L'un des protagonistes de l'histoire du XXe siècle, non celle qu'arrangent au gré des modes les thuriféraires à toute plume stipendiée, style Bourseiller *, mais de l'histoire que les puissants ne pardonnent pas, celle de l'émancipation des hommes, Ngo Van Xuyet, a rejoint ses ancêtres à l'orée de la nouvelle année occidentale, donc vers la fin de l'année du singe.

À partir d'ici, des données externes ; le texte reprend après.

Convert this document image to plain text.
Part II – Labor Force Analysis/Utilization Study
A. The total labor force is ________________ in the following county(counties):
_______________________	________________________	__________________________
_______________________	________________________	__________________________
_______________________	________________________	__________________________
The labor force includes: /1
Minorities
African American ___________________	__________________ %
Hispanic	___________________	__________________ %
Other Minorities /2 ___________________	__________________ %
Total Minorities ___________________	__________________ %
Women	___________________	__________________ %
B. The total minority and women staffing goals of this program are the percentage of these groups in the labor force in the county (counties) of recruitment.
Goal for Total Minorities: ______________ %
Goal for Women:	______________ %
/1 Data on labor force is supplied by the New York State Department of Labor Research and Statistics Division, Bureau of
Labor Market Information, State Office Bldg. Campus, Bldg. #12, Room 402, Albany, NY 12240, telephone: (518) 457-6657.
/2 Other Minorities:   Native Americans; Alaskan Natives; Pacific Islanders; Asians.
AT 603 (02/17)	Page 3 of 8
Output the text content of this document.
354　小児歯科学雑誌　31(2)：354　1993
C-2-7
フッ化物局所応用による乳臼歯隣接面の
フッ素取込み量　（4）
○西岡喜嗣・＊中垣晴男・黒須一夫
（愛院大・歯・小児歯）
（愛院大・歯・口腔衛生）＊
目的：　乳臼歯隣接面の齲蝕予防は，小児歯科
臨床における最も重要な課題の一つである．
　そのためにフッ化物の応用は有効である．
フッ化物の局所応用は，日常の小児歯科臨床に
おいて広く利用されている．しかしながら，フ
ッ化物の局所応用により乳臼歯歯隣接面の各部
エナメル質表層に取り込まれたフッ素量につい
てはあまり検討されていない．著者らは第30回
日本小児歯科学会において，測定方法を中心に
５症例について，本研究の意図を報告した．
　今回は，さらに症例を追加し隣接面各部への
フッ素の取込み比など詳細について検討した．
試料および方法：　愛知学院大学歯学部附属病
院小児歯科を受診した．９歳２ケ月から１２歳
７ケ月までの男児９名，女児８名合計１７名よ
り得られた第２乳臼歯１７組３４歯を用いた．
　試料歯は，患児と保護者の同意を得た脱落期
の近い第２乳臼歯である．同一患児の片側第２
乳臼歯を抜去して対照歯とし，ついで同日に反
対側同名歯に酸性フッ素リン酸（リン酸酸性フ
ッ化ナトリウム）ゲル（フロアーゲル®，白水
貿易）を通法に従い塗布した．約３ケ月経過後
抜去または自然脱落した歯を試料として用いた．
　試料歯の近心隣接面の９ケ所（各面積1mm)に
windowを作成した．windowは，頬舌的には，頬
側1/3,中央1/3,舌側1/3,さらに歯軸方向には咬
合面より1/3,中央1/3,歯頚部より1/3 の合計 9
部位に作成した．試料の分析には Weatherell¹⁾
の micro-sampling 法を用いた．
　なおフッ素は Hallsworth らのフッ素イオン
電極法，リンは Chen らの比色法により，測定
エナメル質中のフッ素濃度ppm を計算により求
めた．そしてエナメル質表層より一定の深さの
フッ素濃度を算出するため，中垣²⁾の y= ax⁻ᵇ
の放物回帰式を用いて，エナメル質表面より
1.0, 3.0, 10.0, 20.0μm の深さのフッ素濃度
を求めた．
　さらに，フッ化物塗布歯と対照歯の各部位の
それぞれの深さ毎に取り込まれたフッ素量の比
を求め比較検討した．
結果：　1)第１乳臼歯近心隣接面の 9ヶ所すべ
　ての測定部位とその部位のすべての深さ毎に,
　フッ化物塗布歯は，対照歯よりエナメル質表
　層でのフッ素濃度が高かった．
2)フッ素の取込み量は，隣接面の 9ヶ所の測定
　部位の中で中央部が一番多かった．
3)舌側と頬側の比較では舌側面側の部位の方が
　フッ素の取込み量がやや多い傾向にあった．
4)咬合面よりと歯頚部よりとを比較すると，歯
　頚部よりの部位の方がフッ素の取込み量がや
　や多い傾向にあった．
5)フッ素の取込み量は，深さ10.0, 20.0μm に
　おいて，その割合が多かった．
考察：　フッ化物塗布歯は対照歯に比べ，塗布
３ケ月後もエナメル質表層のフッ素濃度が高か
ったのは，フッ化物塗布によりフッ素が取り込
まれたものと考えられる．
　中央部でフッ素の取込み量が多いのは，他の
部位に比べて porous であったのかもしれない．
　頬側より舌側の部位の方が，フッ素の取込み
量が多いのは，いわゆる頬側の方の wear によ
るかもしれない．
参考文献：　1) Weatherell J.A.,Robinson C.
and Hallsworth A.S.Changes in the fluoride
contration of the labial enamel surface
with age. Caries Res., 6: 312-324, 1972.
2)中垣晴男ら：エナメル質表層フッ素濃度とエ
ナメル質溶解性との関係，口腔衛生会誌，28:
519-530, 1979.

Cet homme délicieux était un irréductible ami; ce fils de paysan portait en lui une noblesse sans égale; ce vieux monsieur tout en intelligence avait été dans sa jeunesse un bouillant révolutionnaire, pourchassé par la puissance coloniale avant d'être traqué par le nouveau pouvoir stalinien du Vietnam. Cet exilé travailla trente ans en usine tout en préparant une thèse sur l'histoire des religions en Extrême-Orient. Max Kaltenmark a d'ailleurs salué son « travail considérable de recherche et de réflexion » pour s'inscrire dans le droit-fil des études de Marcel Granet : publié aux PUF en 1976, Divination, magie et politique dans la Chine ancienne, de Ngo Van, a été réédité en 2002 chez You-Feng.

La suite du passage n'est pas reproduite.